Gross Payroll Journal Entry Payroll Tax Journal Entry Journalize the following payroll from information in the payroll register and the related employer payroll taxes and other expense: Gross pay $ 200,000 Federal Income Tax Withheld 30,000 FICA - Social Security 12,500 FICA - Medicare 2,900 401(k) withholding 12,000 Union dues withheld 2,000 United Way withheld 3,000 Net Pay 137,600 FUTA 1,500 SUTA 10,500 ER 401(k) Match 25% Journalize payroll and calculate/journalize payroll taxes and other
Search the Journal of Occupational Science for a journal article about occupational justice
Search the Journal of Occupational Science for a journal article about occupational justice
In 250 Words, write a reflective journal entry about what you have specifically learned in class...
In 250 Words, write a reflective journal entry about what you have specifically learned in class this week about payroll transaction
1.Locate at least one article from a professional journal about GASB Statements No. 67 and No....

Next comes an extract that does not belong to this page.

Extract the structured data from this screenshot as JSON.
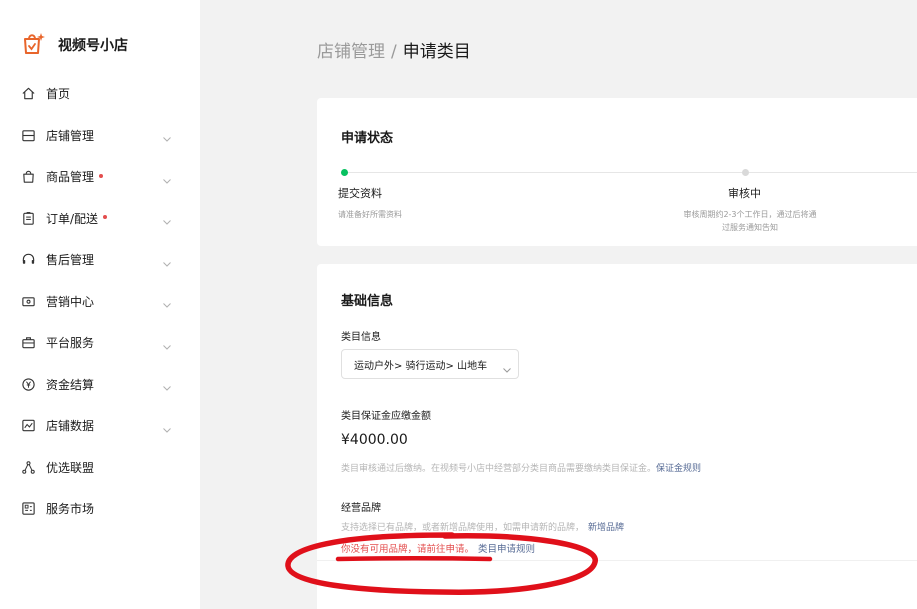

1.Locate at least one article from a professional journal about GASB Statements No. 67 and No. 68 and: a. Concisely compares and contrasts the old and new standards based on the article(s) you reviewed. b. State whether or not you believe the new standards improve governmental reporting for pensions. c.provide at least one specific example to support your opinion. Support your review and opinion with at least one scholarly source
Which of the following statements about a journal entry is false? An increase in an asset...
Which of the following statements about a journal entry is false? An increase in an asset account is compatible with an increase in a liability account. An increase in an asset account is compatible with a decrease in an asset account. An increase in a liability account is compatible with an increase in retained earnings. A decrease in an asset account is compatible with a decrease in owners' equity.